Why I love books you can hold

 

Sign in used bookstore window.

Sign in used bookstore window.

Some books arrived in the mail today and I couldn’t wait to get my hands on them. When I say that, I mean it quite literally: I ran my fingers over the covers, turned them over and studied the back, and flipped the pages briskly, enjoying the brief rush of paper-scented air in my face.

You just don’t get that from an ebook.

A few years back, I wrote an article about why I don’t have a Kindle.   It remains one of my favorite things I’ve ever written, mostly because I feel so passionately about this subject.  I don’t want to make any value judgments here; if you like e-reading and it works for you, that’s great.  But the years since have not altered my own very deeply-rooted preference for books that you can hold, pages you can turn, covers you can feel.   Reading is a full-soul experience for me; I want it to be a full-body one as well.

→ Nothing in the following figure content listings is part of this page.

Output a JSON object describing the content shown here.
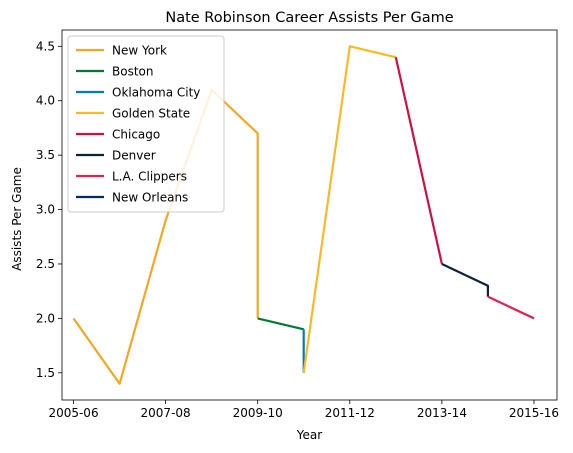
{
  "chart_data": {
    "type": "line",
    "title": "Nate Robinson Career Assists Per Game",
    "xlabel": "Year",
    "ylabel": "Assists Per Game",
    "x_ticks": [
      "2005-06",
      "2007-08",
      "2009-10",
      "2011-12",
      "2013-14",
      "2015-16"
    ],
    "y_ticks": [
      "1.5",
      "2.0",
      "2.5",
      "3.0",
      "3.5",
      "4.0",
      "4.5"
    ],
    "ylim": [
      1.25,
      4.65
    ],
    "xlim": [
      2004.75,
      2015.5
    ],
    "grid": false,
    "legend_position": "upper-left",
    "series": [
      {
        "name": "New York",
        "color": "#F5A623",
        "x": [
          2005,
          2006,
          2007,
          2008,
          2009,
          2009
        ],
        "y": [
          2.0,
          1.4,
          2.9,
          4.1,
          3.7,
          2.0
        ]
      },
      {
        "name": "Boston",
        "color": "#007A33",
        "x": [
          2009,
          2010
        ],
        "y": [
          2.0,
          1.9
        ]
      },
      {
        "name": "Oklahoma City",
        "color": "#007AC1",
        "x": [
          2010,
          2010
        ],
        "y": [
          1.9,
          1.5
        ]
      },
      {
        "name": "Golden State",
        "color": "#FDB927",
        "x": [
          2010,
          2011,
          2012
        ],
        "y": [
          1.5,
          4.5,
          4.4
        ]
      },
      {
        "name": "Chicago",
        "color": "#CE1141",
        "x": [
          2012,
          2013
        ],
        "y": [
          4.4,
          2.5
        ]
      },
      {
        "name": "Denver",
        "color": "#0E2240",
        "x": [
          2013,
          2014,
          2014
        ],
        "y": [
          2.5,
          2.3,
          2.2
        ]
      },
      {
        "name": "L.A. Clippers",
        "color": "#E0234E",
        "x": [
          2014,
          2015
        ],
        "y": [
          2.2,
          2.0
        ]
      },
      {
        "name": "New Orleans",
        "color": "#002B5C",
        "x": [],
        "y": []
      }
    ]
  }
}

And as I get older, I respect the journey of a reading life all the more.  The emotional associations with books have grown stronger for me over the years, not weaker.  The volumes on my shelves are pieces of me, my history; in a great many cases, I can pick up a book and remember exactly where I was when I read it.  I can tell you where I read those final chapters of Goodbye to Berlin (Berlin, as it happens), or where I fell in love with A Room of One’s Own (the backyard of my parents’ house), or where I made the acquaintance of  Emily of New Moon (in the family car, in sixth grade, coming home from the mall).  And in many cases, I can still remember why I loved the book enough to keep it,  how it satisfied an inner restlessness or lit a fire of possibility or put words to something I was only vaguely aware I was feeling.

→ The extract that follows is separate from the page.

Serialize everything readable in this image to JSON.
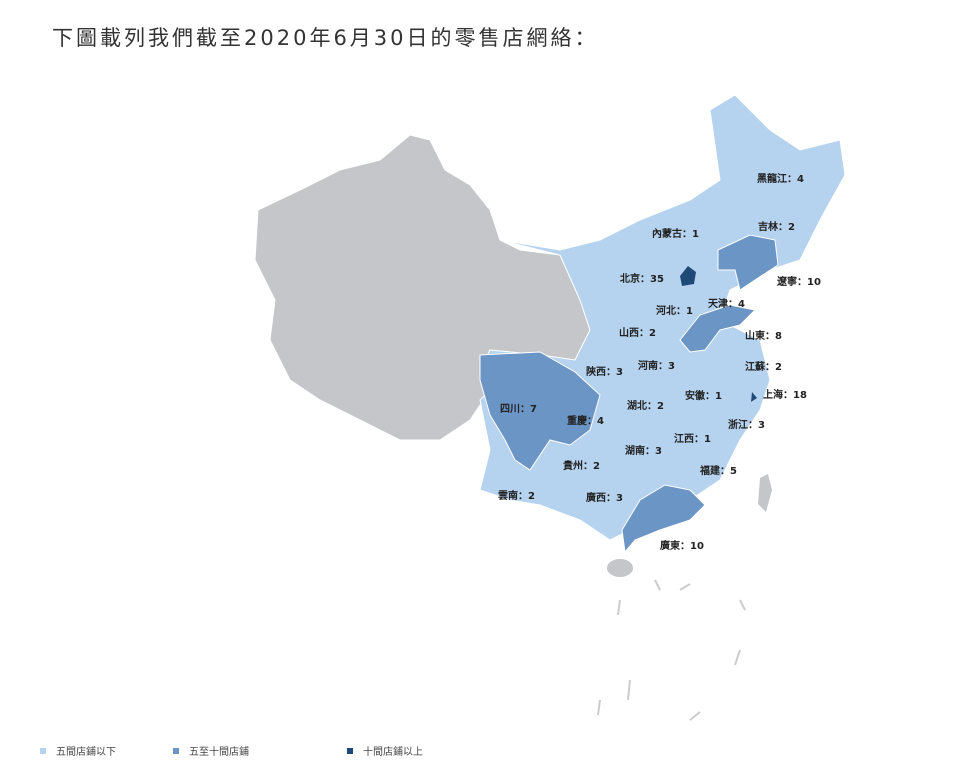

These books are made sacred through the reading, almost, as if they become more than texts but little tabernacles housing parts of our deepest selves.   And the mere fact of picking them up and opening them again puts us in touch with the stops we’ve made along the way, all the various stages on the pilgrimage of our emotional lives.  Books are the souvenirs of a thoughtful life, and I know this much:  I will always want them around me.